NOUVELLES

Togo: les autorités dispersent une manifestation d'opposition à Lomé

21/08/2012 09:51 EDT | Actualisé 21/10/2012 05:12 EDT

Les forces de l'ordre togolaises ont dispersé mardi une manifestation interdite de plusieurs milliers de personnes à Lomé en tirant des gaz lacrymogènes, a constaté un journaliste de l'AFP.

Cette manifestation répondait à l'appel d'un collectif de mouvements d'opposition et d'organisations de la société civile, qui réclament des changements dans le code électoral avant les législatives prévues en octobre.

Les tirs de gaz sont intervenus 10 minutes après le début de la manifestation, alors que les protestataires se dirigeaient vers une des grandes place de la capitale, la place Deckon, gardée par une centaine de policiers. Les manifestants se sont dispersés, sans que l'on sache s'ils allaient se regrouper de nouveau.
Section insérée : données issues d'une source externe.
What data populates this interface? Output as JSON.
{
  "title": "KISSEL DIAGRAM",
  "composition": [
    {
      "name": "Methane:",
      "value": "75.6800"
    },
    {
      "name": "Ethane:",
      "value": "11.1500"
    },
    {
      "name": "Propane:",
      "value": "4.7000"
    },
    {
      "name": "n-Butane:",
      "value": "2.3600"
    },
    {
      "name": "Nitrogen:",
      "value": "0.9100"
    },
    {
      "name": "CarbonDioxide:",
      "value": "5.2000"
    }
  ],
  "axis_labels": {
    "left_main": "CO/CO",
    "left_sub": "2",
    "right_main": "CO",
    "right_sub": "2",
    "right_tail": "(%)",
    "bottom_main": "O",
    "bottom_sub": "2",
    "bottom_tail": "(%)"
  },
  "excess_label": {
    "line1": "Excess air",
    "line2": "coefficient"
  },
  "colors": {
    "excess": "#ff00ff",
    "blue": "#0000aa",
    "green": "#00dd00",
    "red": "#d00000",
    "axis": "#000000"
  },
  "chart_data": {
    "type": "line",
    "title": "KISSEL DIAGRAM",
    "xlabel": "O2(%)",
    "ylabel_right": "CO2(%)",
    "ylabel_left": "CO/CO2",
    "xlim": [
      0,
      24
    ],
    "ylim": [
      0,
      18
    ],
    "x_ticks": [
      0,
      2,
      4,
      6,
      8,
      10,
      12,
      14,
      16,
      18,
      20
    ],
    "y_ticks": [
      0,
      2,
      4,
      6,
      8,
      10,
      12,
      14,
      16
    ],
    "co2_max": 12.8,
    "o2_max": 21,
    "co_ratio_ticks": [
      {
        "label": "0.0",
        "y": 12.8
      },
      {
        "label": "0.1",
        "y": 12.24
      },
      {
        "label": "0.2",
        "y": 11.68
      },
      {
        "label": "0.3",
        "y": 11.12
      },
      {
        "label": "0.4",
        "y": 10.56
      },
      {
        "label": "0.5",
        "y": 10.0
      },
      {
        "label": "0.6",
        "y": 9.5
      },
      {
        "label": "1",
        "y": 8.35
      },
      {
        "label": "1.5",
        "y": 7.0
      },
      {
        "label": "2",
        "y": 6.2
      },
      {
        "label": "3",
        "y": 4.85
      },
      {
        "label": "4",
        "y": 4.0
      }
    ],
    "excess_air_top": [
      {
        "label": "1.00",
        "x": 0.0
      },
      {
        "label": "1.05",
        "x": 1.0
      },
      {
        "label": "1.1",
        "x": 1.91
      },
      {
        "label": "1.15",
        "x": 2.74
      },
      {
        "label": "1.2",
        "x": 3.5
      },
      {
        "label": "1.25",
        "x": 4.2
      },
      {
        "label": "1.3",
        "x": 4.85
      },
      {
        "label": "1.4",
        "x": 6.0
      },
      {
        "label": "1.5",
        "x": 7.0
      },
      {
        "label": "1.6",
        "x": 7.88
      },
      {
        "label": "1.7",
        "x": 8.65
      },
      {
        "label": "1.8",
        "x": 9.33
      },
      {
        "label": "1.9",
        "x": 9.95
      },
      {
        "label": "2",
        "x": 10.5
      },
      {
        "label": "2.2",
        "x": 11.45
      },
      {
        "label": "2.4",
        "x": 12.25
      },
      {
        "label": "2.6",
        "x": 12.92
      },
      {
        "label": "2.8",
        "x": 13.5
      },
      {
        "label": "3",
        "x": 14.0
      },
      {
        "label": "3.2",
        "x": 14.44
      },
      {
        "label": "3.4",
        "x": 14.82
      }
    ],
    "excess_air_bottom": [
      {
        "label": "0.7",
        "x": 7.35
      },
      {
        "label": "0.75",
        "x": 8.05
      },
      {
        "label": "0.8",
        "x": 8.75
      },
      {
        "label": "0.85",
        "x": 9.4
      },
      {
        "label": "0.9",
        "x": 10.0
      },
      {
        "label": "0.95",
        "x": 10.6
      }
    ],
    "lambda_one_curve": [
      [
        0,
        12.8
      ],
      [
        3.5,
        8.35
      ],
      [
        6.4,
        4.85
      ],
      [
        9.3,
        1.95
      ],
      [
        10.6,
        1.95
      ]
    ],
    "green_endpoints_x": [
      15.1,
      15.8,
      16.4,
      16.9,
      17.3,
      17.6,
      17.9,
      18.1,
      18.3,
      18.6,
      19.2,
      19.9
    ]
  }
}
Le gouvernement avait interdit lundi les manifestations dans les endroits à forte activité commerciale, en réponse à l'annonce par le collectif "Sauvons le Togo", qui regroupe neuf organisations de la société civile et sept partis et mouvements politiques de l'opposition, de trois jours de marches et de sit-in à partir de mardi.

"Nous ne nous laisserons plus piétiner, la marche aura bel et bien lieu", déclarait Edem Akou, une vendeuse, avant le départ de la manifestation.
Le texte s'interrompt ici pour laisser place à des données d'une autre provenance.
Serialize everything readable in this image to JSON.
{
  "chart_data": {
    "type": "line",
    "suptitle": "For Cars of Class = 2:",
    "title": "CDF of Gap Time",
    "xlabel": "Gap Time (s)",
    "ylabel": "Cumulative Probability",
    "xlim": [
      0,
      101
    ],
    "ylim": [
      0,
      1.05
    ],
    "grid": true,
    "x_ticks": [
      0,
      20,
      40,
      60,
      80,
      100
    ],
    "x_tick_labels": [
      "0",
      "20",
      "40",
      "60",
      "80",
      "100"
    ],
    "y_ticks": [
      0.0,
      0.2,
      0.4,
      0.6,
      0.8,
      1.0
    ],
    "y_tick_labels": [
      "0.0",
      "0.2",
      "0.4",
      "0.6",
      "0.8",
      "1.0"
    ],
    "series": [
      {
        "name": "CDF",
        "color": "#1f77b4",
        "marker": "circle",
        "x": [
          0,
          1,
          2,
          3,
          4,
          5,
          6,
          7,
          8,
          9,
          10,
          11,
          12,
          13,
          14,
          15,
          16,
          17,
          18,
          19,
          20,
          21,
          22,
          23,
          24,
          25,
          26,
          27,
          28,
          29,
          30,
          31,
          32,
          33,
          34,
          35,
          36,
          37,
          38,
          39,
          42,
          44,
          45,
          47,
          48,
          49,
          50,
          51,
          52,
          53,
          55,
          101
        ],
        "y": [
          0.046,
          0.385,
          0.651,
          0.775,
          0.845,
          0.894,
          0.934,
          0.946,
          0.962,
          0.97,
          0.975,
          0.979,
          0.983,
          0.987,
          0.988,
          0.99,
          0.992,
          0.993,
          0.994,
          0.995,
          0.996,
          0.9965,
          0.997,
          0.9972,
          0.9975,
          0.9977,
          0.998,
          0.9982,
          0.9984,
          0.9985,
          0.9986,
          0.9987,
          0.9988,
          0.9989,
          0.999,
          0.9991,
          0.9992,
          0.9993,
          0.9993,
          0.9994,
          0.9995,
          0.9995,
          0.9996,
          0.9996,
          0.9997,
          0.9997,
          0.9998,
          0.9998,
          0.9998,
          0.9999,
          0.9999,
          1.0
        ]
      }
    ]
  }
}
Le gouvernement a justifié l'interdiction de manifester dans les endroits à forte activité commerciale par la difficulté à y maintenir l'ordre et la sécurité. Mais les organisateurs avaient annoncé leur intention de passer outre cette interdiction.
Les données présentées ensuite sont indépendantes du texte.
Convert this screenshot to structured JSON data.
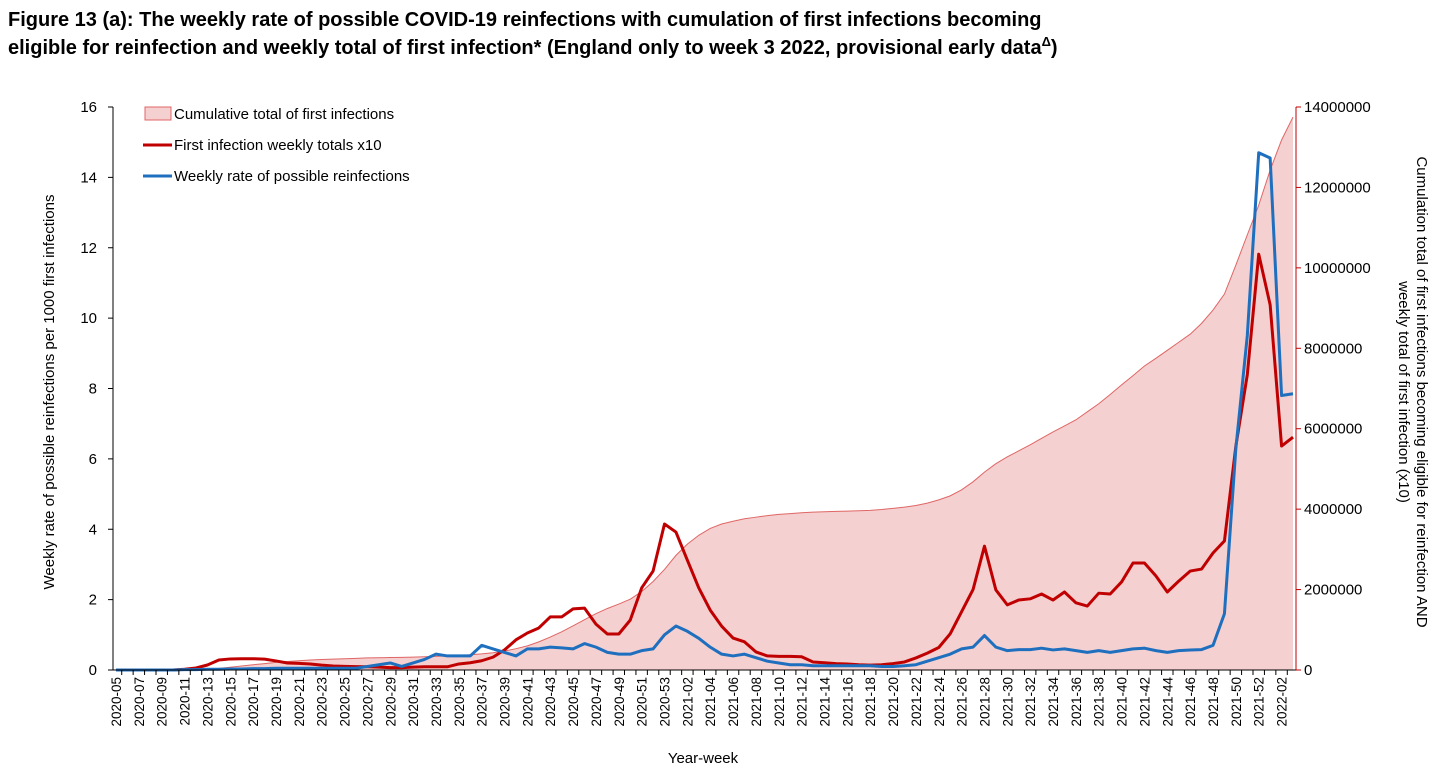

Certains partis d'opposition demandent que les élections soient retardées pour permettre des réformes préalables. Le collectif "Sauvons le Togo" exige notamment notamment l'abrogation de nouvelles dispositions du code électoral adoptées par l'Assemblée nationale sans consensus dans la classe politique.

La date précise des élections n'a pas été arrêtée.

Le Togo est dirigé depuis 2005 par le président Faure Gnassingbe, qui a succédé à son père Gnassingbe Eyadema, lui-même resté 38 ans au pouvoir. Faure Gnassingbe avait été porté au pouvoir par l'armée, puis a remporté les élections en 2005 et 2010.